How to Evaluate the 8th Derivative of a Taylor Series at x=4

[szheng1030]

Homework Statement

Given: $f(x) = \sum_{n=0}^\infty (-1)^n \frac {\sqrt n} {n!} (x-4)^n$
Evaluate: $f^{(8)}(4)$

Homework Equations

The Taylor Series Equation

The Attempt at a Solution

Since the question asks to evaluate at $x=4$, I figured that all terms in the series except for the initial constant term $f(a)$ would be equal to 0, hence all I have to do is to evaluate $f(a)$. If I were to extract $f(x)$ from the function, all I get is $(-1)^n \sqrt n$ and I'm unsure how to evaluate it from there

 

[haruspex]

all terms in the series except for the initial constant term f(a)f(a)f(a) would be equal to 0

Of f⁽⁸⁾(a), yes, but not of f(a).
Do you understand the notation?

 

[Delta2]

Notice that it asks you to find the value of eighth derivative at $x=4$. So you should take the derivative of that series expression ,8 times. To give you the hunch of how it goes, the first derivative is $f'(x)=\sum_{n=1}^{\infty}(-1)^n\frac{\sqrt{n}}{(n-1)!}(x-4)^{n-1}$.

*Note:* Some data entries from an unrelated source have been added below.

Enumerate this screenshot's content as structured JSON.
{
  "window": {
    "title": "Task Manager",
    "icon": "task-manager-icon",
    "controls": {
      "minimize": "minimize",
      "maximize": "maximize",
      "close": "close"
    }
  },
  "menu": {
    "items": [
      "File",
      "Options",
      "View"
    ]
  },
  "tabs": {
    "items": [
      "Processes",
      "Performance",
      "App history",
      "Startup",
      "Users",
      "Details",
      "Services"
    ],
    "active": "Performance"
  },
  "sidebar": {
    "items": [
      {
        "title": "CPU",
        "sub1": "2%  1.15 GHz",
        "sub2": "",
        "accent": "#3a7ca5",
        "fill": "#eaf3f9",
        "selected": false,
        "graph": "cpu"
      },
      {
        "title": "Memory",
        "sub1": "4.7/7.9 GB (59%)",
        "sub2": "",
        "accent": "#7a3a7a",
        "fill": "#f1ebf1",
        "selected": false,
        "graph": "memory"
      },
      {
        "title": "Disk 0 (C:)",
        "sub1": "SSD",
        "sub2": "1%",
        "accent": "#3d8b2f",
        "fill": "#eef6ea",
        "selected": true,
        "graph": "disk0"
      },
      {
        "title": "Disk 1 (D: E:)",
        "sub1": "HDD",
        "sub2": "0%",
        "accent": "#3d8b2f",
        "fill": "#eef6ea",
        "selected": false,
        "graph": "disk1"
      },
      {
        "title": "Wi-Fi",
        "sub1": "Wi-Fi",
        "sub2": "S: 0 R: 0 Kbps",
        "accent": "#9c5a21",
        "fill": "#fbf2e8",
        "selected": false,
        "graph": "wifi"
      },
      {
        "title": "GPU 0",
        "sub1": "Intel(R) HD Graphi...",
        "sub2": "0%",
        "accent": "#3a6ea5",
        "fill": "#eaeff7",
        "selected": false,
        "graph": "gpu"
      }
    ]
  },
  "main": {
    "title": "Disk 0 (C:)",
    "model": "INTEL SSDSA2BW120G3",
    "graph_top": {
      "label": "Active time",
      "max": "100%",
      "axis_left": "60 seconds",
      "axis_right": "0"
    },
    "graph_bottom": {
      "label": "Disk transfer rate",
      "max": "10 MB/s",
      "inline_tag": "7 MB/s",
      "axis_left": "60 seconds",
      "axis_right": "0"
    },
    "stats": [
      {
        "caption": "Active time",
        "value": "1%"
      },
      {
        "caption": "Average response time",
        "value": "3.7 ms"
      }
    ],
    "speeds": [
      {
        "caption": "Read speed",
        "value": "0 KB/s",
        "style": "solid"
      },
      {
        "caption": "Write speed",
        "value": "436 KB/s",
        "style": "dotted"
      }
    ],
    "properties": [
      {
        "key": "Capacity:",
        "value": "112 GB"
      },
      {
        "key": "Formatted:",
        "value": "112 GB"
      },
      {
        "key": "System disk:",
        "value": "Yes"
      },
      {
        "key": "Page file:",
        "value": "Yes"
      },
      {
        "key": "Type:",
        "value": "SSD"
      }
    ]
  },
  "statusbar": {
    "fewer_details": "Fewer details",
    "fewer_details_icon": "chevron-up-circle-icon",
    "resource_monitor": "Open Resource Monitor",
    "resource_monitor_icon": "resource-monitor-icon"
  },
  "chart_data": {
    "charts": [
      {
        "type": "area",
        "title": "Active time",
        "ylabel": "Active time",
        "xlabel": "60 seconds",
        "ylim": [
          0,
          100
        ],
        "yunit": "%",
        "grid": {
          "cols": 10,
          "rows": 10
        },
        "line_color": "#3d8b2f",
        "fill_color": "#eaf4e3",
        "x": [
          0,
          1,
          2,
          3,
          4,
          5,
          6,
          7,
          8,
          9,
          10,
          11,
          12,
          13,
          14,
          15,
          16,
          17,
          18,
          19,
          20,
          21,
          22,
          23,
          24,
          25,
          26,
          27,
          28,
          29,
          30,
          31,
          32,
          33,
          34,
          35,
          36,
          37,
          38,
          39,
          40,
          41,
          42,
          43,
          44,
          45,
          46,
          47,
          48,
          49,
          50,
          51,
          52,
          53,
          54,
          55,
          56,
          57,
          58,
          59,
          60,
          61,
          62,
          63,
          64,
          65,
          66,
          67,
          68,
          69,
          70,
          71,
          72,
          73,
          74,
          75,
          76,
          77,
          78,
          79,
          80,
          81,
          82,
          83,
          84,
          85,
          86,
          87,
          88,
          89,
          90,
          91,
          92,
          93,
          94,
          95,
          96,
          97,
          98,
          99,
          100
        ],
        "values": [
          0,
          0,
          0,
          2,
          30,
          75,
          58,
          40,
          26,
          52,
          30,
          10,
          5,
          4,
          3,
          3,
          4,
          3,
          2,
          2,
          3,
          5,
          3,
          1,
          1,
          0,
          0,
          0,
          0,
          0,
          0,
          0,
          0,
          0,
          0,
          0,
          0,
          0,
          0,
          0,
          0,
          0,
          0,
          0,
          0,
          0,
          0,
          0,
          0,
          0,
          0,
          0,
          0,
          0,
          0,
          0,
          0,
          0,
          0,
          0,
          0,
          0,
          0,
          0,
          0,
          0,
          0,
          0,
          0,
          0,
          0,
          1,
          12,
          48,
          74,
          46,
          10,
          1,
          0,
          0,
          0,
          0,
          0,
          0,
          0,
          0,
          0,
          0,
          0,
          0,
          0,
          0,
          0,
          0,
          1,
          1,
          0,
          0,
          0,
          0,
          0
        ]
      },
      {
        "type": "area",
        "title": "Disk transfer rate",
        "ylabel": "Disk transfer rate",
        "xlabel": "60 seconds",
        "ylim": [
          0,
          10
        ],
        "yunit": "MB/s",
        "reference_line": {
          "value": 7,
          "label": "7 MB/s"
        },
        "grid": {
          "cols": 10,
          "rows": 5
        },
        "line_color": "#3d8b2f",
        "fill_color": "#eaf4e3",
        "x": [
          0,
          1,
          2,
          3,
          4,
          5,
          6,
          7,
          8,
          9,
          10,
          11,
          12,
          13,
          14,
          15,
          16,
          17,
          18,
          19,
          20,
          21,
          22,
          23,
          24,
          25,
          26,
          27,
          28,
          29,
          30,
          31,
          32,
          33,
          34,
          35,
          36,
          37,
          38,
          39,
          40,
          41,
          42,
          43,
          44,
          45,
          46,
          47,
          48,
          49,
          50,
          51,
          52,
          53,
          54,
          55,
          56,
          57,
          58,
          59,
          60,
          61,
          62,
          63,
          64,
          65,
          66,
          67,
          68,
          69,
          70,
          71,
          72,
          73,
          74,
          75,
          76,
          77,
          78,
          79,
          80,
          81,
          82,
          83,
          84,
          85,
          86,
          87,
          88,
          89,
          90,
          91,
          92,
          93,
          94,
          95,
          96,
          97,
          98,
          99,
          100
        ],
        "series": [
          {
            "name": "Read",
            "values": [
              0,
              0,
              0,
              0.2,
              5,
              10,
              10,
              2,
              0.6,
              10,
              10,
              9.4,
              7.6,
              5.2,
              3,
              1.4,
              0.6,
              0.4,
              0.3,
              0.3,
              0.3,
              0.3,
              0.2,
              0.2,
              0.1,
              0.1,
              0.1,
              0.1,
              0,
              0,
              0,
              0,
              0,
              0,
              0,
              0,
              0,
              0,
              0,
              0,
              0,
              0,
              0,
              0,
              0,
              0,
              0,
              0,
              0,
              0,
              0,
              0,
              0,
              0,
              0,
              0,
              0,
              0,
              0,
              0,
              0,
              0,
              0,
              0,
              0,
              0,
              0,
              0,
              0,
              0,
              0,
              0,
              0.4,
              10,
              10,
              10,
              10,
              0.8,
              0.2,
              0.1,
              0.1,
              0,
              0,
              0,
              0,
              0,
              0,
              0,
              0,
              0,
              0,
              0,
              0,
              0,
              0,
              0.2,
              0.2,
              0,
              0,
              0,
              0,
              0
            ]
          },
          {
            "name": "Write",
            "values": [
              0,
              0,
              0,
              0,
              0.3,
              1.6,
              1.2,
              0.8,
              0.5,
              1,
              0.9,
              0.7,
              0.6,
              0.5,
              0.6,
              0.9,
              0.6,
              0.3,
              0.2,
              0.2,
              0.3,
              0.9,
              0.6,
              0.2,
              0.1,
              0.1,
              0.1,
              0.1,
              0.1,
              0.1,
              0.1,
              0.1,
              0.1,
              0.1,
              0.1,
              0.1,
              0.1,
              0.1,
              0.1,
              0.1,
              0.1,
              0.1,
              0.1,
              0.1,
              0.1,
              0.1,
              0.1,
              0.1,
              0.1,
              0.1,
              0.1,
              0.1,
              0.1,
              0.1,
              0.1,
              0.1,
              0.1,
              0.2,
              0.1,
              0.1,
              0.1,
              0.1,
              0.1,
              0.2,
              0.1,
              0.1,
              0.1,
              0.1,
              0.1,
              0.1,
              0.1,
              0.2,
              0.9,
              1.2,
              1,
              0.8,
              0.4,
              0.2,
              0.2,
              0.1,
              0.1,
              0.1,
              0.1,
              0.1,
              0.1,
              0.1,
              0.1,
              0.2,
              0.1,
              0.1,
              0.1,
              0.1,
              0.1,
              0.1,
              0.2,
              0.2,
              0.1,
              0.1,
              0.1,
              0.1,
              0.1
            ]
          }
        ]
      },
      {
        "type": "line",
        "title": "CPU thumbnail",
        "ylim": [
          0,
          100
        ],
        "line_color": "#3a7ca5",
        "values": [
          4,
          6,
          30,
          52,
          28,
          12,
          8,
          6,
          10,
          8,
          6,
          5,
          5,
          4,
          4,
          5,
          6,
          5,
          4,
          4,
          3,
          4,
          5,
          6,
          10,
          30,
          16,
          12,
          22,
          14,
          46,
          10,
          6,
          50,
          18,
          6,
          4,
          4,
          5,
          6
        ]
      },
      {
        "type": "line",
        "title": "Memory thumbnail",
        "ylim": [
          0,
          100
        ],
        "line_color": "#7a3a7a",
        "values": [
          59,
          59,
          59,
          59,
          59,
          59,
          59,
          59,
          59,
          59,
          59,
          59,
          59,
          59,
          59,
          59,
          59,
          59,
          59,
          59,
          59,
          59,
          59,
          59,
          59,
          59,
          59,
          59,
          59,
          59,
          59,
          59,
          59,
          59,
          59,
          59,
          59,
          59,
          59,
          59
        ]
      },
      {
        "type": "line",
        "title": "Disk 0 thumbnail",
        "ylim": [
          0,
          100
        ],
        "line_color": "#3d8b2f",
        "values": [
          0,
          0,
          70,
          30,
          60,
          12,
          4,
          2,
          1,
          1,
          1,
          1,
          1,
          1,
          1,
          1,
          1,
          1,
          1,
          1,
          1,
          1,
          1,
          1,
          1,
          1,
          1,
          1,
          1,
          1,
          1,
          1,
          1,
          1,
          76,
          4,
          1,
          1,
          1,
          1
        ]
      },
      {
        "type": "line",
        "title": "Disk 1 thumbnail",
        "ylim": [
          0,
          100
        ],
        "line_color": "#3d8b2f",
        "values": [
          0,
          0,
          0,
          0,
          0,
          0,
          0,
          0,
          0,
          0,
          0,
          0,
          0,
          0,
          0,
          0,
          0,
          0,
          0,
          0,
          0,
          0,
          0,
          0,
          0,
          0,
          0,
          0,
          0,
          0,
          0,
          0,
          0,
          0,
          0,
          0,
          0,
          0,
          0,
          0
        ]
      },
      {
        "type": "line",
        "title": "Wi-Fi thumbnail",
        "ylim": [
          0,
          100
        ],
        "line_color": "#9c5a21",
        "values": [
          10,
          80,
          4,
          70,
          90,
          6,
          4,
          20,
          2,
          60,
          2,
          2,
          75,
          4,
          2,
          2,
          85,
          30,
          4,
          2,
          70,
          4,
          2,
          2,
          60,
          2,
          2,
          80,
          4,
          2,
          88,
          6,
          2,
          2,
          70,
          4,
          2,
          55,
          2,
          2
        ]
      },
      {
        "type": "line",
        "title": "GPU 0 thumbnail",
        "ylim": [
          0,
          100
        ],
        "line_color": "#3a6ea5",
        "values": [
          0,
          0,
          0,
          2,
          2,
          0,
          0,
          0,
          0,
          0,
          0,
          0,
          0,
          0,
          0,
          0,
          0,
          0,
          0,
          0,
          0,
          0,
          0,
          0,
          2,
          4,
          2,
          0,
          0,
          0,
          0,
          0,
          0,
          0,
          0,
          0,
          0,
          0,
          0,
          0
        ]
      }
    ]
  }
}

So first find the general expression for $f^{(8)}(x)$ and then evaluate it at $x=4$. Give caution for what the base value of $n$ would be, as you see for the first derivative the base value of $n$ has become $n=1$.

 

[Ray Vickson]

Homework Statement

Given: $f(x) = \sum_{n=0}^\infty (-1)^n \frac {\sqrt n} {n!} (x-4)^n$
Evaluate: $f^{(8)}(4)$

Homework Equations

The Taylor Series Equation

The Attempt at a Solution

Since the question asks to evaluate at $x=4$, I figured that all terms in the series except for the initial constant term $f(a)$ would be equal to 0, hence all I have to do is to evaluate $f(a)$. If I were to extract $f(x)$ from the function, all I get is $(-1)^n \sqrt n$ and I'm unsure how to evaluate it from there

What is $(\frac d {dx})^8 (x-4)^n$ for $n < 8,$ $n=8$ and $n > 8$? That will tell you what $f^{(8)}(x)$ looks like.

 

[Delta2]

I see now what you mean at the OP, if we directly compare the given series, to the Taylor expansion of the function around point x=4, we can immediately conclude the formula for $f^{(n)}(4)$.

 

[Ray Vickson]

Homework Statement

Given: $f(x) = \sum_{n=0}^\infty (-1)^n \frac {\sqrt n} {n!} (x-4)^n$
Evaluate: $f^{(8)}(4)$

Homework Equations

The Taylor Series Equation

The Attempt at a Solution

Since the question asks to evaluate at $x=4$, I figured that all terms in the series except for the initial constant term $f(a)$ would be equal to 0, hence all I have to do is to evaluate $f(a)$. If I were to extract $f(x)$ from the function, all I get is $(-1)^n \sqrt n$ and I'm unsure how to evaluate it from there

The definition of a Taylor series is
$$f(x) = \sum_{n=0}^\infty \frac{f^{(n)}(a)}{n!} (x-a)^n$$
where
$$f^{(n)}(a) \equiv \left. \frac{d^n f(x)}{dx^n} \right|_{x=a}$$